Credit unions usually contract with a company like PSCU to handle their cards, so the backend part isn't the problem. I'd also go as far as to say that if a credit union or bank is relying on interchange to make up for revenue shortfalls, they aren't well-run.
Banks make the real money off credit interest, not the interchange fees. Smaller banks and credit unions often offer lower interest cards to their members. (AMEX is the opposite, since their users must pay off the balance each month. They have higher interchange than other cards, which is why merchants avoid AMEX.)
When a bank/credit union signs up for Apple Pay, they suddenly have new extra fees on top of their normal operations:
1) The transaction fee that Apple demands.
2) The tokenization fees charged by the networks.
3) Extra accounting and auditing to make Apple happy.
Moreover, they are forbidden by the Apple Pay contract to pass on the extra costs to the ones who cause it: the Apple Pay customer.
I think in addition to the rates - they are worried long term about having a company in between them and their customers.
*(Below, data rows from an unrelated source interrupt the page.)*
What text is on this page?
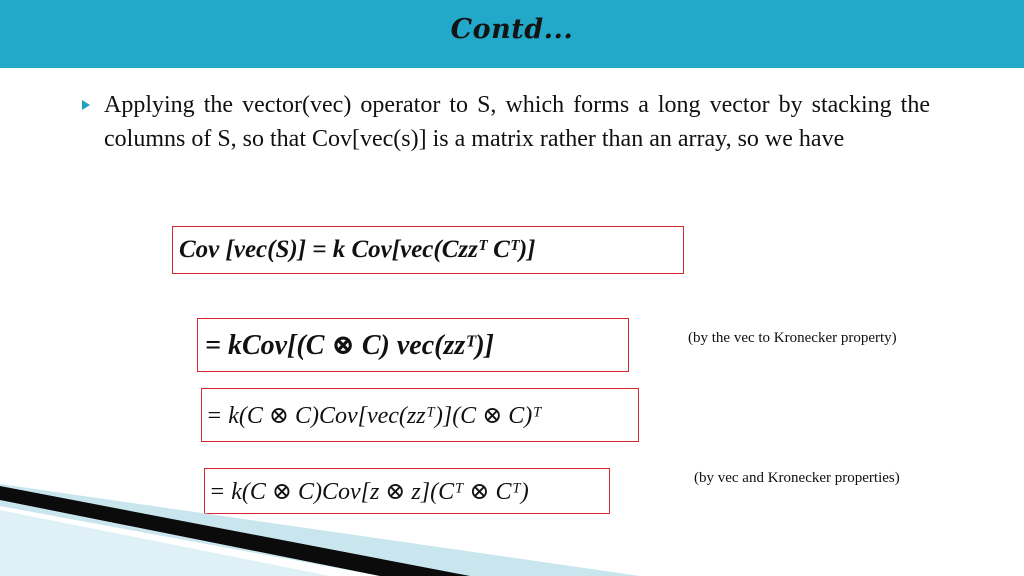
Contd...
Applying the vector(vec) operator to S, which forms a long vector by stacking the columns of S, so that Cov[vec(s)] is a matrix rather than an array, so we have
Cov [vec(S)] = k Cov[vec(Czzᵀ Cᵀ)]
= kCov[(C ⊗ C) vec(zzᵀ)]
= k(C ⊗ C)Cov[vec(zzᵀ)](C ⊗ C)ᵀ
= k(C ⊗ C)Cov[z ⊗ z](Cᵀ ⊗ Cᵀ)
(by the vec to Kronecker property)
(by vec and Kronecker properties)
People may start to look at Apple as part of their banking experience - and I think it's the law we're only allowed to have 5 banks![]()
Yes, in addition to the high rates Apple wants, they don't like the power Apple is gaining over purchases by being the one to provision the device, and the only one allowed to put an NFC app onboard.
Banks are also not happy about the information that Apple wants sent back to them. The contract requires the banks to provide "an extensive set of statistics for Apple regarding their Apple Pay activity, including nearly three-dozen categories of quantifiable information. Categories include number and dollar volume of credit and debit activity, average ticket, breakdown of transactions between in-store and in-app usage, and top 100 merchants by charge volume."